On a cru résoudre le problème avec une analyse scientifique incontournable amenant une conclusion définitive : l’analyse A.D.N. mitochondriaque, effectuée par les professeurs Casiman et Brinkmann. Hélas les travaux se sont effectués sur un cœur dont la provenance n’avait pas été vérifiée. Car Monsieur Delorme ne savait pas que le cœur du premier Dauphin avait lui aussi été conservé. L’analyse a donc eu lieu sur le cœur qui avait été remis le 13 avril 1975 au Mémorial de Saint Denis par la fille de la princesse Massimo, donna Maria de Las Nieves. Mais, Monsieur Delorme ignorait que les Bourbons avaient reçu au château de Froshdorf deux cœurs qui chacun était réputé être celui de Louis XVII ! C’est donc l’un des deux cœurs que donna Maria de Las Nieves a remis au Mémorial de Saint Denis.

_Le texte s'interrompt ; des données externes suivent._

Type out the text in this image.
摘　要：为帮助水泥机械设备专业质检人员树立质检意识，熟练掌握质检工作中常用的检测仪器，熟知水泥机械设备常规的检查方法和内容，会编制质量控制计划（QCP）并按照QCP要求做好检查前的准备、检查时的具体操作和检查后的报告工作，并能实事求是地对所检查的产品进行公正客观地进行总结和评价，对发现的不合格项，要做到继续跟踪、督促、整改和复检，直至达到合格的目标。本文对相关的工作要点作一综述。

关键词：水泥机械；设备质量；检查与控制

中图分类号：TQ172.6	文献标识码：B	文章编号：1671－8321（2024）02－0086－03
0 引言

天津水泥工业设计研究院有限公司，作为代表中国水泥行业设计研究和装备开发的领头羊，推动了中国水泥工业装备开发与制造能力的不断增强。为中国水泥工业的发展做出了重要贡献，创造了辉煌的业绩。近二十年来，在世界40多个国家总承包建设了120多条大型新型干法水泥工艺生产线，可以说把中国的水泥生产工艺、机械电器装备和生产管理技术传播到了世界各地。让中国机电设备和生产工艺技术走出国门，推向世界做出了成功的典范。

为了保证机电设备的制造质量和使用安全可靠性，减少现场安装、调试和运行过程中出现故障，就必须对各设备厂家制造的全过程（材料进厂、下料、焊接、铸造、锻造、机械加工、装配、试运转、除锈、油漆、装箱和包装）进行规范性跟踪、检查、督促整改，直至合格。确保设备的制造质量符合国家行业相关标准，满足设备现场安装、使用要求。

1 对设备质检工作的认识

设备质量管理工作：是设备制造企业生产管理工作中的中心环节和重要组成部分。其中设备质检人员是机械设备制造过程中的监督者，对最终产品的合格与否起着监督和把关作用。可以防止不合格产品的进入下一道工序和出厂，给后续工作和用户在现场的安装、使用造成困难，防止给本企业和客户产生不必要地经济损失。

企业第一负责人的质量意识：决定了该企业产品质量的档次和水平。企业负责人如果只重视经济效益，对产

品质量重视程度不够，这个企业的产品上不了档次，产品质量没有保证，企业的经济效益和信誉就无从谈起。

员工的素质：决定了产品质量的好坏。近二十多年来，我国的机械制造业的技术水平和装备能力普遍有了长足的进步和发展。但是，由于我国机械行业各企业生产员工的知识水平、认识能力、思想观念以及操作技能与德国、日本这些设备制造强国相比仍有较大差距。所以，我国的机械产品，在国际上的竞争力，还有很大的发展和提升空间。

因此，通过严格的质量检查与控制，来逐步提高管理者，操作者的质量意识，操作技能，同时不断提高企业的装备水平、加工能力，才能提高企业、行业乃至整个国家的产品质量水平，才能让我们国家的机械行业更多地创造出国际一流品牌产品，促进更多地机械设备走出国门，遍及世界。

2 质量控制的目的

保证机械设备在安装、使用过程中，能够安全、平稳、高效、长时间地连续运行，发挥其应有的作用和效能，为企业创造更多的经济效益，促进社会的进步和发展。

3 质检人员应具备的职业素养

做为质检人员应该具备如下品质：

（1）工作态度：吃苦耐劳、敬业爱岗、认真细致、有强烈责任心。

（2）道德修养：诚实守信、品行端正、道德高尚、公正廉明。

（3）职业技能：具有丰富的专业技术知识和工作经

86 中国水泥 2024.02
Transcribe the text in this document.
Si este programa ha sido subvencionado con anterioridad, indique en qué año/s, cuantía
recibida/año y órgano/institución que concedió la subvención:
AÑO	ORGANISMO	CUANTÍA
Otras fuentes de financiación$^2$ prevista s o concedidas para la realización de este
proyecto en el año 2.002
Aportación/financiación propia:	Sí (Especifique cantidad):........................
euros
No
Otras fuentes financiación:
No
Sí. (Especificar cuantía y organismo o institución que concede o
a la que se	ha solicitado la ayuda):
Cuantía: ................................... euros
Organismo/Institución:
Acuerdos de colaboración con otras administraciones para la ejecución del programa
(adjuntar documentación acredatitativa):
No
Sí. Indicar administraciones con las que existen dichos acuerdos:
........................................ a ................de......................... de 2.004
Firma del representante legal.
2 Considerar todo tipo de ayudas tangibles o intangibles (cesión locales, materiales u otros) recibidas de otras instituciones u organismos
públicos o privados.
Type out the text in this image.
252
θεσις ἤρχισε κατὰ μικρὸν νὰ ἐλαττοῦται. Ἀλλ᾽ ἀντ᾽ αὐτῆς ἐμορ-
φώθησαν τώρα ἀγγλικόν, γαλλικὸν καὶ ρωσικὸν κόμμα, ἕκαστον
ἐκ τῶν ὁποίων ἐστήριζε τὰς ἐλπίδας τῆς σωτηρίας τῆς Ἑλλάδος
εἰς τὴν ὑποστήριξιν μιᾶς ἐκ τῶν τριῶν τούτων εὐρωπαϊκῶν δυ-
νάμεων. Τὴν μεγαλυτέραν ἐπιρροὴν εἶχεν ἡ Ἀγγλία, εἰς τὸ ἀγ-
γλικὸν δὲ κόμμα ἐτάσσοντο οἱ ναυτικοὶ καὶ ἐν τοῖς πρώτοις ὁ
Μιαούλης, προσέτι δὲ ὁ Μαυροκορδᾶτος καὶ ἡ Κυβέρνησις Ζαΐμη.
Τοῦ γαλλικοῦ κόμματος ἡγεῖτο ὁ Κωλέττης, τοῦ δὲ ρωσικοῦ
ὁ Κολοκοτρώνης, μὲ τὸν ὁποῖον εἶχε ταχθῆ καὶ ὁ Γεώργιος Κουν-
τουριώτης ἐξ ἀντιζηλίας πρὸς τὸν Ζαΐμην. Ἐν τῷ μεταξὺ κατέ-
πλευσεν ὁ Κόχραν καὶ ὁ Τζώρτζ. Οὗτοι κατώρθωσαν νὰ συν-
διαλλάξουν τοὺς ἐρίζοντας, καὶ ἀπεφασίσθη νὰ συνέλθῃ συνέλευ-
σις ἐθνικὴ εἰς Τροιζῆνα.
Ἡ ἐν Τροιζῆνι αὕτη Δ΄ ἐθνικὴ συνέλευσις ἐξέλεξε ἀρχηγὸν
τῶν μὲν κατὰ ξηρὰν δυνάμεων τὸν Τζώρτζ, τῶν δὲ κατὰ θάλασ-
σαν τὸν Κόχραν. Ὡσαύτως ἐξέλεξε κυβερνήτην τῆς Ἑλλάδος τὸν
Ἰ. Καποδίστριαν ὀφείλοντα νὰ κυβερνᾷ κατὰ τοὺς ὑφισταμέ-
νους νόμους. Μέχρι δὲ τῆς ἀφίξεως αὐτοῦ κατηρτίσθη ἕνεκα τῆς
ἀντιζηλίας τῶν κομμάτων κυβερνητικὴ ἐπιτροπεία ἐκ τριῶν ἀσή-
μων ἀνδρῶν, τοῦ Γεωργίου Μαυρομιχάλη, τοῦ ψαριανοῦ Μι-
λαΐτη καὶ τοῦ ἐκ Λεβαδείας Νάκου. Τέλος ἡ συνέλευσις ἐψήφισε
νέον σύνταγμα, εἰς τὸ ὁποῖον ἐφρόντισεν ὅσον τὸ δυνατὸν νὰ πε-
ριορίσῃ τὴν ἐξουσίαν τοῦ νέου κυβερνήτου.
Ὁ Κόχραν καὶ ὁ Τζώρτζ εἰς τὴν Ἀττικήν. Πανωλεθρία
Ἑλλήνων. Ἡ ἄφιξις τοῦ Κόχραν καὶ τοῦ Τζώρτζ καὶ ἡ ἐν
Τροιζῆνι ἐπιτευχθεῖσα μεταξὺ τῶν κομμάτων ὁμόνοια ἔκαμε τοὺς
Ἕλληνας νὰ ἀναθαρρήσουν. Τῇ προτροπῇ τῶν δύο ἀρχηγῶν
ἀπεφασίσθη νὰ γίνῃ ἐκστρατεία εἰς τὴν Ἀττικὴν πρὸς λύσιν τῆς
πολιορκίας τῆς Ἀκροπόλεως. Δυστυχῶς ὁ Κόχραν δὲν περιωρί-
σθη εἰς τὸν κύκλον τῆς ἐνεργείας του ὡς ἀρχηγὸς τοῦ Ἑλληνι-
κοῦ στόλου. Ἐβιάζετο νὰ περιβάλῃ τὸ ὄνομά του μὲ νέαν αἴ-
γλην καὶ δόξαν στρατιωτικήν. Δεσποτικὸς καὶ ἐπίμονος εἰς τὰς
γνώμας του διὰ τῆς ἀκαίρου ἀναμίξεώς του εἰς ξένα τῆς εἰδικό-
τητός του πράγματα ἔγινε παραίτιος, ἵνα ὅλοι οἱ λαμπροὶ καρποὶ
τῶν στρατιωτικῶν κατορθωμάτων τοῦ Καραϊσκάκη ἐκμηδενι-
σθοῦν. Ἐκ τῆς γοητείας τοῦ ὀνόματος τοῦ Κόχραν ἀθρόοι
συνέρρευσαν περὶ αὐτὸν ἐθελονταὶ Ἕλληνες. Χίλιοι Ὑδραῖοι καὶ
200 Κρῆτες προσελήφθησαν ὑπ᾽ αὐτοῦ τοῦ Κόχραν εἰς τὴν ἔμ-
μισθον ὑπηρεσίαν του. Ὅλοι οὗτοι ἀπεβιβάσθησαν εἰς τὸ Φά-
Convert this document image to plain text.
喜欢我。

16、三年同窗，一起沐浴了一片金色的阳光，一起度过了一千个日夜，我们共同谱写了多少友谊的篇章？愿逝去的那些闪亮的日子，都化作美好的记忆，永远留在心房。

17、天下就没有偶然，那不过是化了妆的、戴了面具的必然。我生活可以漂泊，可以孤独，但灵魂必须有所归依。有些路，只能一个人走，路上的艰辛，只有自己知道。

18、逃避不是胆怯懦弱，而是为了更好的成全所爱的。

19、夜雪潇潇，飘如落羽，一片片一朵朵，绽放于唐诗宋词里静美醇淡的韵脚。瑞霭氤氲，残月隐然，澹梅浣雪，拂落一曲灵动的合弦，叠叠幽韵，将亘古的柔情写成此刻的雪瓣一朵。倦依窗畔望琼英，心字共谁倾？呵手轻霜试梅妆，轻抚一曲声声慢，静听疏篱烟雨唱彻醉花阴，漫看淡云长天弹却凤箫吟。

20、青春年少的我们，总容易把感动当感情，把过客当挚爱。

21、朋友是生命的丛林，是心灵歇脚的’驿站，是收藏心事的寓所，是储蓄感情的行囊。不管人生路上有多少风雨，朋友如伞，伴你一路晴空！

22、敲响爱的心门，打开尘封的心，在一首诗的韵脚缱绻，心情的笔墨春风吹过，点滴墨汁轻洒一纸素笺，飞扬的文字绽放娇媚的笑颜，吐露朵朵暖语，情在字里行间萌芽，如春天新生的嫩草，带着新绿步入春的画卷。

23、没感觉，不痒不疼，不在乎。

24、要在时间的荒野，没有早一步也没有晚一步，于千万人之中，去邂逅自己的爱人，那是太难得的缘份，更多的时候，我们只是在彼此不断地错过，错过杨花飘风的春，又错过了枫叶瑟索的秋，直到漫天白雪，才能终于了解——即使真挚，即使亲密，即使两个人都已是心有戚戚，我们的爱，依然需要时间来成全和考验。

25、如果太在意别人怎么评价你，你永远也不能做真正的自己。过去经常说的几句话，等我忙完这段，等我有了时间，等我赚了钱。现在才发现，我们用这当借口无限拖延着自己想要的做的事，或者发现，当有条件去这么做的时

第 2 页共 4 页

Il s’agit là d’une incroyable histoire : le docteur Pelletan, qui avait fait l’autopsie de l’enfant mort le 8 juin 1795, avait deux fils, Pierre le fils légitime et Gabriel le fils adultérin. Après de multiples péripéties le cœur de l’enfant autopsié et le cœur du premier Dauphin sont tombés dans les mains des deux frères Pelletan. Or les héritiers des fils Pelletan ont remis chacun au comte de Chambord le cœur qu’ils possédaient, croyant qu’il s’agissait de celui de Louis XVII. C’est pourquoi les survivantistes contestent l’analyse A.D.N. du cœur qui se trouve à Saint Denis. A ce sujet, il faut lire la brillante étude de Madame de La Chapelle sur l’histoire des deux cœurs et leurs pérégrinations.
Ainsi l’analyse A.D.N. n’a rien résolu et a même contribué à embrouiller encore plus cette affaire. Nous étions revenus au point de départ ! C’est pourquoi, je n’ai pas cru aux conclusions de cette analyse car celle-ci n’a pas prouvé ce qu’elle devait prouver en ce sens que le docteur Casiman a dit : « Le cœur appartient à un membre de la famille des Bourbons »
GENERATION FA8 - Que pense l’Institut Louis XVII de vos travaux alors que vous n’êtes pas Naundorffiste ?
En ce qui concerne l’Institut Louis XVII, je n’ai pas à me prononcer sur ce qu’ils pensent de mes travaux car je ne suis pas membre de cet Institut. Cependant je dois signaler qu’un certain nombre de membres de cet Institut a acheté mon ouvrage ! Ce qui m’amène à penser que des membres sont pour le moins troublés par mes découvertes !
GENERATION FA8 - Est-ce que le duc d’Anjou et le comte de Paris sont au courant de vos travaux ? Avez-vous ou prendrez-vous le loisir de leur faire parvenir les résultats de votre enquête ?
A ce jour le duc d’Anjou et le comte de Paris ne sont pas au courant, à ce que je sache, de l’état de mes travaux Chacun croyant être l’unique prétendant légitime de la couronne de France. Pour le moment, compte tenu de mes découvertes, je ne crois pas nécessaire de leur adresser mes résultats puisque ceux-ci ne vont pas forcément dans le sens qu’ils peuvent espérer.
Propos recueillis le 9 octobre 2008.
Les réponses n’engagent que leur auteur et non notre organisation.